Facility Profile - July 2014
Find a printable version here

Sports Facilities

Shooting Touch
Basketball Suite, Dartmouth College in Hanover, N.H.

By Steve Nelson

The design of a coaches' office suite involves a few technical challenges. One primary concern in athletic program spaces is sound transmission—the spaces will host private conversations between coaches and recruits, between coaches and teams, and between coaches. Keeping the conversations private—and keeping the sound of team meetings and game videos contained—is a matter of bringing interior walls all the way to the underside of roof decks, above the ceiling; offsetting outlets; providing proper insulation; and layering sheetrock in the demising walls. One technique is the layering of different thicknesses of gypsum board so that one layer dampens the vibration of the next. Other measures include specifying gasketed doors, which feature a shoe that extends and presses tightly to the floor or threshold when the door is closed.

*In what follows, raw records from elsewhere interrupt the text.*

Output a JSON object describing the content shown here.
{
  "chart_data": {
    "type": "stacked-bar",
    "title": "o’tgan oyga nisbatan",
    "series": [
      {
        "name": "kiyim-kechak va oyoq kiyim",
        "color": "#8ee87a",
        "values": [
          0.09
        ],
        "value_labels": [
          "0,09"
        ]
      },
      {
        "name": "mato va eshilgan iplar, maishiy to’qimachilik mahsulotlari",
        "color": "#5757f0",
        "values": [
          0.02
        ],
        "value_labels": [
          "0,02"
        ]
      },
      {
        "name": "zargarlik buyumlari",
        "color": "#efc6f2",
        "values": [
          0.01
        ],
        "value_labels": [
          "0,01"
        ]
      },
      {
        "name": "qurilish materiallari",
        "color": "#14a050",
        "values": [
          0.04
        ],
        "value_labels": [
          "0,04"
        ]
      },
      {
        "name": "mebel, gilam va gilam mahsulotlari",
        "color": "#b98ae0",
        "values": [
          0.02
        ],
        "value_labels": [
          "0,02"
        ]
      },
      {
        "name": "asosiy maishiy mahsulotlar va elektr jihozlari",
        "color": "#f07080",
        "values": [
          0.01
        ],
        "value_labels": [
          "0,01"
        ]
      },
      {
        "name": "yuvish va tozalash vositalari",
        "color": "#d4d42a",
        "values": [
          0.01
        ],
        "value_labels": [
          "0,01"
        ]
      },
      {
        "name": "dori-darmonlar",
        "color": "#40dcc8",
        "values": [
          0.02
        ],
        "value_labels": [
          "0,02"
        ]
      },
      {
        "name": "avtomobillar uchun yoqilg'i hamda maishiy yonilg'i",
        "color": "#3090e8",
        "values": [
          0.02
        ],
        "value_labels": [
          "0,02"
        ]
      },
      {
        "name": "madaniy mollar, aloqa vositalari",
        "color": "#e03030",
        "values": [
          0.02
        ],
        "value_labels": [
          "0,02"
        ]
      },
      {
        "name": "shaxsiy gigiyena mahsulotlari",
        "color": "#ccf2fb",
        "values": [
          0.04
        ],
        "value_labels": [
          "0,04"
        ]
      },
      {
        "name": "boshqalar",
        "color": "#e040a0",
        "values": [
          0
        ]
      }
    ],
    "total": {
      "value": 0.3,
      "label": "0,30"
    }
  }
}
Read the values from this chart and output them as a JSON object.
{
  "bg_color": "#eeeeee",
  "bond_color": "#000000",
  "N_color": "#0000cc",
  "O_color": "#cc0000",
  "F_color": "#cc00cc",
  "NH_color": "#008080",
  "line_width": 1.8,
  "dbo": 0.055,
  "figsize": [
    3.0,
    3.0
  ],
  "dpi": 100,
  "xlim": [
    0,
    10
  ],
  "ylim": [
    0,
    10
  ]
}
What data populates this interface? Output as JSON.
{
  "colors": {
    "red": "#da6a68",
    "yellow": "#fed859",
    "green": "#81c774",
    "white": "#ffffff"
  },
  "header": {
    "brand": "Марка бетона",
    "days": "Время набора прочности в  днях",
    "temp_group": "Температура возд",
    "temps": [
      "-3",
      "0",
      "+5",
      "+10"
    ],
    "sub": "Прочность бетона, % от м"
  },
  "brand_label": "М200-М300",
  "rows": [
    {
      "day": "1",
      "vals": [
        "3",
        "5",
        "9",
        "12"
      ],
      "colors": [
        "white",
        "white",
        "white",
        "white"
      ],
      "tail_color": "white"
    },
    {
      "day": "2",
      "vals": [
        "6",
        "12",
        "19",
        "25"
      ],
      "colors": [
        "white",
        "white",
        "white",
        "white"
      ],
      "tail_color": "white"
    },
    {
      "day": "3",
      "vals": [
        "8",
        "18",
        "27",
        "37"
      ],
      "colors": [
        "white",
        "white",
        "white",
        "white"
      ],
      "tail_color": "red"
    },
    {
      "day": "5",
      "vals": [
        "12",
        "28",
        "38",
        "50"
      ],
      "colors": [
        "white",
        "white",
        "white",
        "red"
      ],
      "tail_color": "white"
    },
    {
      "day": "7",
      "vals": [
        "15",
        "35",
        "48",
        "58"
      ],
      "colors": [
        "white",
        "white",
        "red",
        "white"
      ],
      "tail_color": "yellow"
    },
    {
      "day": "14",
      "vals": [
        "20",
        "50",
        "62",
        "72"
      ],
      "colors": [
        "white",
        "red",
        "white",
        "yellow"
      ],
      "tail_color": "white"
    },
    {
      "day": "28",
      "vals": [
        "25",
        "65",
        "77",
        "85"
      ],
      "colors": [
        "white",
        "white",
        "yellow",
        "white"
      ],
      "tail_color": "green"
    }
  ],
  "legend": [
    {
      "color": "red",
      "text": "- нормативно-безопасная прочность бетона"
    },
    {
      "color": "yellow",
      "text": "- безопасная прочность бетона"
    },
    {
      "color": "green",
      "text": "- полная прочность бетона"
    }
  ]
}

Another challenge in renovation is HVAC, especially in a space that has been adapted from other uses and which features a low ceiling structure. In the original fitness center, two window air conditioners had been used to augment the existing ventilation system, and existing mechanical rooms were remote from the space. Cool air had to be ducted to the basketball suite, where a VAV system was used to control cooling of disparate spaces such as small offices and larger locker rooms.

Using What You Have

Many athletic department donors believe they must spend lavishly. Cost-efficiency is thought of as doing things on the cheap. But, renovation projects don't have to break the bank to turn a nondescript space into a showplace. The cost of bringing an entirely new presence to Dartmouth's two basketball programs was $1.87 million. In the process, 6,800 square feet of program space was created out of underutilized space that occupied a prime location. What's more, spaces formerly occupied by the basketball programs that had been scattered among various campus buildings now have been made available for the college's next priority project.